Even on its own merits, there are serious concerns over whether Codentify would be up to the task. The system uses unsecured, commercially available equipment and offers negligible protection against the cloning or recycling of codes, with the inkjet printers used to generate codes additionally vulnerable to tampering.

The path to a healthier population

Why does this matter? Because, according to analysis in the British Medical Journal (BMJ), imposing higher taxes on tobacco could reduce consumption across South Asia by a third, preventing 35-45 million premature deaths. Conversely, Big Tobacco has a vested interest in ensuring cigarettes remain affordable. Higher tax rates mean higher incentives for tobacco smuggling and black market sales, which is why traceability strategies are so crucial.

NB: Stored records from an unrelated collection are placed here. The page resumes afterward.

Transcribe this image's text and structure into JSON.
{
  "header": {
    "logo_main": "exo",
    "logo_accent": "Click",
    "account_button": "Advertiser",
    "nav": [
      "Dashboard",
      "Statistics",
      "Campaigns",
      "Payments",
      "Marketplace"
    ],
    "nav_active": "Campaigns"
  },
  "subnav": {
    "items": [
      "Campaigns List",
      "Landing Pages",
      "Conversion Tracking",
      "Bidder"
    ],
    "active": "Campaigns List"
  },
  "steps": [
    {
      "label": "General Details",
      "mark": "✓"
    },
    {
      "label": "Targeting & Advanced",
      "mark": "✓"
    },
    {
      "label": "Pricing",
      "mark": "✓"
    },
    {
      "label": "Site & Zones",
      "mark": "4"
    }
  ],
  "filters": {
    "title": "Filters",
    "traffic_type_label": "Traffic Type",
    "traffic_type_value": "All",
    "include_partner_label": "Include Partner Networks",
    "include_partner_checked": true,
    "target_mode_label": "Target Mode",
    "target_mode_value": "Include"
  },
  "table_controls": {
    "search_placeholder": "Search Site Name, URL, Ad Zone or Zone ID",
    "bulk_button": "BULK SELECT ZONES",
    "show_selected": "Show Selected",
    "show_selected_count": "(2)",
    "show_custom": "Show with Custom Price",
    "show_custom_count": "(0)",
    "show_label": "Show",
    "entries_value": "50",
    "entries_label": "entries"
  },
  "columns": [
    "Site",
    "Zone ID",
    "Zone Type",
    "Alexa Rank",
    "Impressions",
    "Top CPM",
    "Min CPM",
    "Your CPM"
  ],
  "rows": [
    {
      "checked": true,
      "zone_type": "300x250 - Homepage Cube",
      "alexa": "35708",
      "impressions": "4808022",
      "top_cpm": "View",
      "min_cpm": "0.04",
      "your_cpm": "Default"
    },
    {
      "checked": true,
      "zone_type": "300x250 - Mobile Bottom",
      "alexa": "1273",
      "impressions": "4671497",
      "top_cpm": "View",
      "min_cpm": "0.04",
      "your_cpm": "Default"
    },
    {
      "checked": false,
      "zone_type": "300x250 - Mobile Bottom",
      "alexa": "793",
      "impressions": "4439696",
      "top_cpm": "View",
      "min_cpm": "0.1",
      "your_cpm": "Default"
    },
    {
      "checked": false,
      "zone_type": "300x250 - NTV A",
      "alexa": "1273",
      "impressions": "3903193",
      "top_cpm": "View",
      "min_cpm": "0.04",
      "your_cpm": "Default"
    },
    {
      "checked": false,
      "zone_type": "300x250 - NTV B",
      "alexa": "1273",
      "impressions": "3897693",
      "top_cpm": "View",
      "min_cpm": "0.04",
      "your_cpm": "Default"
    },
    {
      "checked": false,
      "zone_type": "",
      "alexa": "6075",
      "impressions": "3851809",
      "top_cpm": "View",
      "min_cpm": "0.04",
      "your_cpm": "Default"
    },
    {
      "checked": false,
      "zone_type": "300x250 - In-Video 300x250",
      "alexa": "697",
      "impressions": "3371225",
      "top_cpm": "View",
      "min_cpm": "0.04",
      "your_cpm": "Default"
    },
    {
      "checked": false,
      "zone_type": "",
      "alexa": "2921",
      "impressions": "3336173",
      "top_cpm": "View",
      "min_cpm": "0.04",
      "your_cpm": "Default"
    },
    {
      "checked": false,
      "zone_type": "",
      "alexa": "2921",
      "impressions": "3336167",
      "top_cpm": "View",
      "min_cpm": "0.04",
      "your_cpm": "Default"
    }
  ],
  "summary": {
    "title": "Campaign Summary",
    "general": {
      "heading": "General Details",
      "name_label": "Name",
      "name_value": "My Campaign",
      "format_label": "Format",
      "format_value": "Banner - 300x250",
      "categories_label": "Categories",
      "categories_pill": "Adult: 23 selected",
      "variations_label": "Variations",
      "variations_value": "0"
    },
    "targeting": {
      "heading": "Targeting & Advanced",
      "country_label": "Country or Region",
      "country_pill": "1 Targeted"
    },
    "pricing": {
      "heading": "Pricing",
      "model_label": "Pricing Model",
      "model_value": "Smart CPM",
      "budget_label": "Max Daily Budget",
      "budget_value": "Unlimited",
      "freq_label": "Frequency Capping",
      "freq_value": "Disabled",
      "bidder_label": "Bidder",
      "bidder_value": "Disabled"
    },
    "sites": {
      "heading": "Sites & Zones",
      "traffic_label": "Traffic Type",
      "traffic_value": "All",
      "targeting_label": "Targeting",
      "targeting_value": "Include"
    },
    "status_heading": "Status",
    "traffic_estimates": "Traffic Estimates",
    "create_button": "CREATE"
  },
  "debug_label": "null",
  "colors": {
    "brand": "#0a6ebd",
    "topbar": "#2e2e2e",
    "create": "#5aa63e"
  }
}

This is doubly true in a country like Pakistan, which has long struggled to fund essential public services. Despite the urgency of implementing an effective track-and-trace system, the FBR has seemingly thrown FCTC compatibility out the window and instead opted for a provider whose services have been rejected by name by the WHO itself. Even more disturbingly, they did so after a convoluted process that saw all other candidates for the tender turned down on technical grounds, while the NRTC was inexplicably excused for drastically (and, it claims, inadvertently) misrepresenting its prices.

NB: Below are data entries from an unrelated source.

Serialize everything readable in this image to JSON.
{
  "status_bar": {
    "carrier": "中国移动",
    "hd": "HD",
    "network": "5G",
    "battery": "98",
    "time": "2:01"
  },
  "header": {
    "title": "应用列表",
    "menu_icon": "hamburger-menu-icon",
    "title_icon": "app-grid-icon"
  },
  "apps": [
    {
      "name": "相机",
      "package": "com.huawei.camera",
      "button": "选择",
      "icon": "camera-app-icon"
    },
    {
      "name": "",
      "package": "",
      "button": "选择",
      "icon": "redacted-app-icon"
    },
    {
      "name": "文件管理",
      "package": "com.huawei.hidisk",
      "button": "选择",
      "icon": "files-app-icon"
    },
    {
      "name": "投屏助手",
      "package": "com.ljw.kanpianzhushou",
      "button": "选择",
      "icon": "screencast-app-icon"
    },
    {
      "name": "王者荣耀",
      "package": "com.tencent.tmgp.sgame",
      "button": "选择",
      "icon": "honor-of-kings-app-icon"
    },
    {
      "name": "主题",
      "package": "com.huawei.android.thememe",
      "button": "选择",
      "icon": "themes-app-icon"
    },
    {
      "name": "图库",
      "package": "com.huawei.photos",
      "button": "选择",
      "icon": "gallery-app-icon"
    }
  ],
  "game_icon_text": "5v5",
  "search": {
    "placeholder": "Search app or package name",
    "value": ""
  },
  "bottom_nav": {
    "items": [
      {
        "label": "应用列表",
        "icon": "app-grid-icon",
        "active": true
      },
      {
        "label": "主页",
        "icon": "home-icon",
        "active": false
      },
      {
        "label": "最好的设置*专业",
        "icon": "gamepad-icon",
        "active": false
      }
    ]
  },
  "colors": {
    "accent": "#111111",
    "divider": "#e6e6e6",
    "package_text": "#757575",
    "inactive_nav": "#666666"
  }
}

Unfortunately, this would not be the first time the tobacco industry has gotten the better of Pakistan’s public health policy. The sector has a history of fighting planned reforms in Pakistan, lobbying government ministers to nix larger health warnings while local politicians occupy tobacco company board positions.

Without effective regulatory systems in place to overcome this level of entrenched influence, even Imran Khan – who has done as much to fight cancer as anyone in Pakistan – will find his promises to make Pakistanis healthier ultimately ringing hollow. Tragically, more than a thousand children take up smoking every day in Pakistan, representing a new customer base the industry is willing to go to radical lengths to keep hooked.

By failing to hold the industry accountable and instead giving it a level of control over its own tax liabilities, the FBR award represents a failure of reform on both healthcare and revenue simultaneously. The responsibility now rests with the courts to save the government from itself.